Iskandar Zulkarnain Tantang Anak Didiknya Tampil Gemilang di Piala Uber 2026

Jelang Piala Uber 2026 di Horsens, Denmark, pelatih kepala tunggal putri Malaysia, Iskandar Zulkarnain Zainuddin, melemparkan challenge langsung kepada anak didiknya: kalahkan pemain terbaik dunia. Meski terdengar sederhana, pesan ini membawa pressure dan harapan besar, terutama mengingat posisi Malaysia yang tidak diunggulkan. Turnamen akan berlangsung dari 24 April hingga 3 Mei, dan Malaysia tergabung dalam Grup B bersama Jepang, Turki, dan Afrika Selatan.

Iskandar menaruh kepercayaan pada tiga pemain utama: K Letshanaa, Wong Ling Ching, dan Goh Jin Wei.
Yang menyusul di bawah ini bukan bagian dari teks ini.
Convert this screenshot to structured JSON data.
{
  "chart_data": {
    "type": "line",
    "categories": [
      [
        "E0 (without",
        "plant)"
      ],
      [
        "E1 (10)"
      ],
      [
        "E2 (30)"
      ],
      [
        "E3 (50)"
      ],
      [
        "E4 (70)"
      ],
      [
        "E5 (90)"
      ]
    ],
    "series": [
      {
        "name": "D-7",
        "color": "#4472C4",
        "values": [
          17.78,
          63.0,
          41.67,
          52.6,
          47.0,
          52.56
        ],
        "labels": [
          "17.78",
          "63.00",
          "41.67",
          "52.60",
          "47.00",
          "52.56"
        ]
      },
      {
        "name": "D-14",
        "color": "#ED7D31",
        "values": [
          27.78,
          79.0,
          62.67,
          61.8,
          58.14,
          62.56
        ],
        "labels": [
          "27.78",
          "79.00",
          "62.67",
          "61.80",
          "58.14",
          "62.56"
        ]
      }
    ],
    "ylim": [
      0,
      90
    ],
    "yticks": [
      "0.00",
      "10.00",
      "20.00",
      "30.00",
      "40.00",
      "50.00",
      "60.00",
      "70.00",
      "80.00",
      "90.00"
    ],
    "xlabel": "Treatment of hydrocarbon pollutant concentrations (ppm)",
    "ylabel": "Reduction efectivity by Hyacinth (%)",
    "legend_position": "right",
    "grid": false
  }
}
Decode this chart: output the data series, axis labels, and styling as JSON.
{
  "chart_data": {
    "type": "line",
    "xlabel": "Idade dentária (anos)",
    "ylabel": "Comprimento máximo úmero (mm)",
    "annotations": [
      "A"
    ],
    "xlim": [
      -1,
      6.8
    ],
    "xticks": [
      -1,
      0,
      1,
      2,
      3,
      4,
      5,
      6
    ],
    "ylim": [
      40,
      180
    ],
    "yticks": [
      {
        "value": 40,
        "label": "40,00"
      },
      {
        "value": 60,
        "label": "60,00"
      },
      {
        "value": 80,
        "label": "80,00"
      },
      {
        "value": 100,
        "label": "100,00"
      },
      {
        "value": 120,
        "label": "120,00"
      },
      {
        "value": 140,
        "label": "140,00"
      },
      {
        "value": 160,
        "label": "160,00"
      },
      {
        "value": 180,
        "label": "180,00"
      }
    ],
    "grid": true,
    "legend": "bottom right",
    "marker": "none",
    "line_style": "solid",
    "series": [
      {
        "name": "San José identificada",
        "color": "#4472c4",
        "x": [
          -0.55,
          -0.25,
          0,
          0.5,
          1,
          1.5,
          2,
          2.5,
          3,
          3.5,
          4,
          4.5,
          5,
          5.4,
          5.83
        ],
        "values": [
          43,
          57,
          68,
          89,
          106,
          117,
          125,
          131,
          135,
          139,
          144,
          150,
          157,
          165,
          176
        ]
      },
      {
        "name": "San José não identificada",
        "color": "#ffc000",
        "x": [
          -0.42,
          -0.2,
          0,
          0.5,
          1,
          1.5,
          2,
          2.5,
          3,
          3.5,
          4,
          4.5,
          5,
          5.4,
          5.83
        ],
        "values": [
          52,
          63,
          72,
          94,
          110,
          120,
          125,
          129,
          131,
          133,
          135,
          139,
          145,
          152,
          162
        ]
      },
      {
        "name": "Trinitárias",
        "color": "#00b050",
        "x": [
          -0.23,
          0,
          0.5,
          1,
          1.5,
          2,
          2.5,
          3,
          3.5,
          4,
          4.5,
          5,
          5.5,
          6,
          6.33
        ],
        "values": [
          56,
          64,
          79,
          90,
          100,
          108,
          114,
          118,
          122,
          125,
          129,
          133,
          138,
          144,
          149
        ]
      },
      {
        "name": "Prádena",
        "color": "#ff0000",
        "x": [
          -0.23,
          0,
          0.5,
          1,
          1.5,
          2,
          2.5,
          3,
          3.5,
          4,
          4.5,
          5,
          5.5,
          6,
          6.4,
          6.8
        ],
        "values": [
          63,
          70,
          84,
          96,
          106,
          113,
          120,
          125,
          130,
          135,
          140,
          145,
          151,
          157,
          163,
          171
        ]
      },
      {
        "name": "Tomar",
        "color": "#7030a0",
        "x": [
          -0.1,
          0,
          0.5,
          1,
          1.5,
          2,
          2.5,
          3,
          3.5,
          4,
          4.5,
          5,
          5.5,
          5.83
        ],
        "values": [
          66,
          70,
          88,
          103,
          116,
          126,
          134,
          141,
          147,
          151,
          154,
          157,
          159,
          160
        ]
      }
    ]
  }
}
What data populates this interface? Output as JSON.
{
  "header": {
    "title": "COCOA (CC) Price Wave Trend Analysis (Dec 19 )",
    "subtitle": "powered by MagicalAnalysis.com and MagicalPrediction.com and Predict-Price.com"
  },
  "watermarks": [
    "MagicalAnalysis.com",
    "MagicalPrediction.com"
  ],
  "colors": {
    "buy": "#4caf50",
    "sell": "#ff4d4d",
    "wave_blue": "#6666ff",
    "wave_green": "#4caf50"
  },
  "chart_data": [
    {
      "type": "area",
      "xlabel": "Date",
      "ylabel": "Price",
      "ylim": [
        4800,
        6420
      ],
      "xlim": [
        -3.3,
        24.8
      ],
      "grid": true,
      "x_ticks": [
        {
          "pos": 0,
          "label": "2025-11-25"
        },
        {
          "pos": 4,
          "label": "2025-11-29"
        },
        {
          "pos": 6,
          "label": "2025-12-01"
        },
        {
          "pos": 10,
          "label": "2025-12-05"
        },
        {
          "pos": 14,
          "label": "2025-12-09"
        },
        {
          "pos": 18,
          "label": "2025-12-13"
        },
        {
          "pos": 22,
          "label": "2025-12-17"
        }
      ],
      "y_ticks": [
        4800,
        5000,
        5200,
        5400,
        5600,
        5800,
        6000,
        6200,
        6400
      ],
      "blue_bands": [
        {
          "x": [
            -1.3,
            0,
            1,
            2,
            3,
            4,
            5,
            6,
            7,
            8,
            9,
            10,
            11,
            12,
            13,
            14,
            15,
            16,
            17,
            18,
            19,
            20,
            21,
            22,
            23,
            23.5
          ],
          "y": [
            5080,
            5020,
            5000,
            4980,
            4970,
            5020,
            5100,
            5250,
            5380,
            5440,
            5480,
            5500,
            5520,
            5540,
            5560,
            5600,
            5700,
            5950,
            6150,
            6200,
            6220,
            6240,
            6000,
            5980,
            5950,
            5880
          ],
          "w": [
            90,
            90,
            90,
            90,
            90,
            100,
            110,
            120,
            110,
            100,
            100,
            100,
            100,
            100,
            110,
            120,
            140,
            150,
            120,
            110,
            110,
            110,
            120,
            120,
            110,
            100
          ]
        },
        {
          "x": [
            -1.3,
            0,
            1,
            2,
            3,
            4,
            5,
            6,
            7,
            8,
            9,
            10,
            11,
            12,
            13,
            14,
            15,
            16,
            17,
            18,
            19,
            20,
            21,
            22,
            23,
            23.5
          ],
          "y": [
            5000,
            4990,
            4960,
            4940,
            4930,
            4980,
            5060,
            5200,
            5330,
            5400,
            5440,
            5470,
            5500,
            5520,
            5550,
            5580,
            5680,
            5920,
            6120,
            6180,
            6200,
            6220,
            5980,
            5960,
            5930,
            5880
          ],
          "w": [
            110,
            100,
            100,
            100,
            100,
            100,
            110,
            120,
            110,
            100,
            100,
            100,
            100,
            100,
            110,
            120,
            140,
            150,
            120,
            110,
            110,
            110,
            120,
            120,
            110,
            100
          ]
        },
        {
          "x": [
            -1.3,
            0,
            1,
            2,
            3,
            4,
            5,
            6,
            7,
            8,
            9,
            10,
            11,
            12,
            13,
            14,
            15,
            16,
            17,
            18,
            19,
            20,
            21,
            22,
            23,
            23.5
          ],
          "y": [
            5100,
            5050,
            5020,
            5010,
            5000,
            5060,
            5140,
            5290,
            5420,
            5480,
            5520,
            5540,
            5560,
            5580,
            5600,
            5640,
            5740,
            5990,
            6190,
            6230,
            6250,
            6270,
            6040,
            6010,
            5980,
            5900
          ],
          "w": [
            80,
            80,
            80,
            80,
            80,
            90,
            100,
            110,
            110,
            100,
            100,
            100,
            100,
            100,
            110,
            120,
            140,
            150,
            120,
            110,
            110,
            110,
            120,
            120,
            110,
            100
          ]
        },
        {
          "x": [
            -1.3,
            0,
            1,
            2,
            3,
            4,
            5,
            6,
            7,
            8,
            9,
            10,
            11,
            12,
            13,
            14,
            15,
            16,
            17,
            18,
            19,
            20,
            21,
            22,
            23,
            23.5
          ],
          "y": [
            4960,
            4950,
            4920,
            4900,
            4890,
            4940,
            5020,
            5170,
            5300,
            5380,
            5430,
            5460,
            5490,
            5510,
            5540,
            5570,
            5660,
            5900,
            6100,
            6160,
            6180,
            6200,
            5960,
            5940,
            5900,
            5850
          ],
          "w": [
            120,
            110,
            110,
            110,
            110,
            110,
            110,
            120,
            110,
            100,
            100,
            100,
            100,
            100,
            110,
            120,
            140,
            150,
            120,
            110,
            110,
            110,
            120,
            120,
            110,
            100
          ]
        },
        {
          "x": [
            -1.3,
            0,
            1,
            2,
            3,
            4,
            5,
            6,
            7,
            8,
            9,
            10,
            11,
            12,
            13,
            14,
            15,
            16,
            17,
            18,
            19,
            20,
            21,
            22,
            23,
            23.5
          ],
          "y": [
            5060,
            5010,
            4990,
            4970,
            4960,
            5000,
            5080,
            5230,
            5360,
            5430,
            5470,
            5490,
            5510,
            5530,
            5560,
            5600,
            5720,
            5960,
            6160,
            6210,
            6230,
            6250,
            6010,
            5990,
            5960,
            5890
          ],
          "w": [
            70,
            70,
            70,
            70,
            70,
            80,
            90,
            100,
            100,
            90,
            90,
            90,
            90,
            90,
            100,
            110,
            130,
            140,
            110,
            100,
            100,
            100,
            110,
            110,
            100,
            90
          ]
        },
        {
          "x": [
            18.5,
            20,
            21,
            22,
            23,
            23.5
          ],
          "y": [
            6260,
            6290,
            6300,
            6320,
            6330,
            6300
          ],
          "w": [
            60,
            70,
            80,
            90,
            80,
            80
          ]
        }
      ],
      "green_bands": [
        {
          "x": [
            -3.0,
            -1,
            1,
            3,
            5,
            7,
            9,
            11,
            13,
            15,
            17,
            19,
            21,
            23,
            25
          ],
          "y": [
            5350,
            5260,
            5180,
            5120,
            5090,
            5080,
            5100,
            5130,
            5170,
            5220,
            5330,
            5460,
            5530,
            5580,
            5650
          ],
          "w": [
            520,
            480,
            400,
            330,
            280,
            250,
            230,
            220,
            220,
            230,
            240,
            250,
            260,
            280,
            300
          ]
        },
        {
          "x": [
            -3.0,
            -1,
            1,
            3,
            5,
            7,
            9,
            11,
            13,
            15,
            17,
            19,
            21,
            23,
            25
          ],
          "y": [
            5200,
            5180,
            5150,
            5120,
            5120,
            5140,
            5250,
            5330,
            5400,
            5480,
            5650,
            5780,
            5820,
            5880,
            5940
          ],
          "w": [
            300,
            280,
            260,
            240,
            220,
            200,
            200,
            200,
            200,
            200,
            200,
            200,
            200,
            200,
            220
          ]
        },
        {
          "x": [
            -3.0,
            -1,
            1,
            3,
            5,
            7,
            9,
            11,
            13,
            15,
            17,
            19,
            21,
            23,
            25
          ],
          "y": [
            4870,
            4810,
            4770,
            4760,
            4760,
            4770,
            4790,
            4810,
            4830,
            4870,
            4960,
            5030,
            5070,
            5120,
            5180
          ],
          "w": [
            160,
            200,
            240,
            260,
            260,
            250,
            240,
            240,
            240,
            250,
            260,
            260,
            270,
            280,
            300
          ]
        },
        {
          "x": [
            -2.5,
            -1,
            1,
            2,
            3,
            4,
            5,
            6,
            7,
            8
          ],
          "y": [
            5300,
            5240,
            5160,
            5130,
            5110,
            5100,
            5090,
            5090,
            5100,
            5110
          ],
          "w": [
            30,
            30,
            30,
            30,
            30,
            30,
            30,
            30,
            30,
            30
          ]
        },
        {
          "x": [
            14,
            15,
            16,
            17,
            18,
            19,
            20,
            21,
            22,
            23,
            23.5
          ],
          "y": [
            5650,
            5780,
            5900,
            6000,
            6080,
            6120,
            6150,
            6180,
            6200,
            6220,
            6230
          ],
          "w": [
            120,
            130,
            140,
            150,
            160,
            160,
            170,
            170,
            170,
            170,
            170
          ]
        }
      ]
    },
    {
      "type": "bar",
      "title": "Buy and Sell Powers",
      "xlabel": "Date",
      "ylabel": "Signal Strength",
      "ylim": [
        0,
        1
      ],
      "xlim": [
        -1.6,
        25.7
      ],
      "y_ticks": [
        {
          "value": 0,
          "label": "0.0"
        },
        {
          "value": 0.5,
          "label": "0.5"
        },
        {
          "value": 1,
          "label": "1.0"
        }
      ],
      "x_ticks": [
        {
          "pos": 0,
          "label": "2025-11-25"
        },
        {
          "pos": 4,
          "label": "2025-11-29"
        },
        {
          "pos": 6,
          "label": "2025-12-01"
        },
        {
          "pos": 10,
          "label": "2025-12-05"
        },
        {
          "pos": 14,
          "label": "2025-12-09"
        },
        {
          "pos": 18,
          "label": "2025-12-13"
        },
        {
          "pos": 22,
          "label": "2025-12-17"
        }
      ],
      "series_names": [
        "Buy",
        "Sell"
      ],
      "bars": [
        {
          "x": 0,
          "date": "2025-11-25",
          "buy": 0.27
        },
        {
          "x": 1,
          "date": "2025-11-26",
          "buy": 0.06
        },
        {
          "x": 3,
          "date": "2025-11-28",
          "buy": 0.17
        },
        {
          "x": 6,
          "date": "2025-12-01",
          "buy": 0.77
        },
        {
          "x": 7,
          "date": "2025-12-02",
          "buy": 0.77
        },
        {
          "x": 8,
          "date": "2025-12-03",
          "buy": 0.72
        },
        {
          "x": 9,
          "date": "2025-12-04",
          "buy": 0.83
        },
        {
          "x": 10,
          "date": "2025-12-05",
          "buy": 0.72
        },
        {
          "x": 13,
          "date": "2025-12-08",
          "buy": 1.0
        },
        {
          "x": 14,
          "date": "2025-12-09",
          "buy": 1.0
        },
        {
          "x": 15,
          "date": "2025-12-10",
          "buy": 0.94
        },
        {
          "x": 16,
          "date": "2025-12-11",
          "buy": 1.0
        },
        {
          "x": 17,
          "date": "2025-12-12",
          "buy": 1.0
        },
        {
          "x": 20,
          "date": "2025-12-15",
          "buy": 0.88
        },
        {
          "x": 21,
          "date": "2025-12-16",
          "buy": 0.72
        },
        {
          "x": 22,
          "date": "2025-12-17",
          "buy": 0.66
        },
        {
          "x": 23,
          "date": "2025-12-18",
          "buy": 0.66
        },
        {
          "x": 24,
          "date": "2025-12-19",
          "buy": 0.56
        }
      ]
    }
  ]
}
Wong Ling Ching menunjukkan progress nyata setelah mengalahkan Zhang Beiwen dari Amerika Serikat di Orleans Masters bulan lalu. Ia juga tampil kuat di Thailand Masters Februari lalu, meski akhirnya kalah dari Jin Wei di semifinal—sebuah result yang menunjukkan peningkatan level.

K Letshanaa pun datang dengan momentum positif, usai naik tiga peringkat ke posisi 34 dunia. Iskandar mencatat semangat tim sangat tinggi setelah Kejuaraan Asia. "Mereka meminta sesi latihan tambahan," katanya, sebuah tanda commitment yang sulit diabaikan. Meski expectations secara umum masih rendah, peluang untuk menembus perempat final—yang terakhir kali diraih Malaysia pada 2010—kini terasa lebih nyata.

Namun, pelatih itu menekankan pentingnya menjaga keseimbangan mental. "Saya tidak ingin memberi extra pressure pada mereka," ujarnya. Targetnya jelas: tampil kompetitif dan mengambil pengalaman dari setiap pertandingan melawan pemain peringkat 10 besar. Bagi Malaysia, mencapai perempat final bukan hanya soal achievement , tapi juga tentang belief —bahwa mereka bisa bersinar meski bukan favorit.

Reaksi 6

  • D
    DianSM

    Tantangan yang bagus, tapi tekanan mental bisa jadi deciding factor kalau tidak dikelola dengan baik.

  • J
    JohanP

    Wong Ling Ching emang sedang naik daun. Kalau bisa konsisten, dia bisa bikin kejutan besar.

  • L
    Lia_94

    Pelatihnya pinter ngasih motivasi tanpa beban. Nggak langsung bilang "menang", tapi fokus ke growth dan pengalaman.

  • A
    AriefBadai

    16 tahun tanpa perempat final... rasanya campur aduk antara harap dan waswas.

  • N
    NinaTB

    Grup B berat banget. Tapi justru lawan kuat yang bikin pemain muda cepat develop .

  • B
    BudiMalaya

    Yang penting jangan terlalu mikirin hasil. Nikmati prosesnya dulu, biar mentalnya kuat. Kepercayaan diri itu kunci.

Artikel ini berbasis fakta dan disusun ulang untuk tujuan pembelajaran bahasa Inggris; reaksi pembaca adalah contoh dari beragam sudut pandang.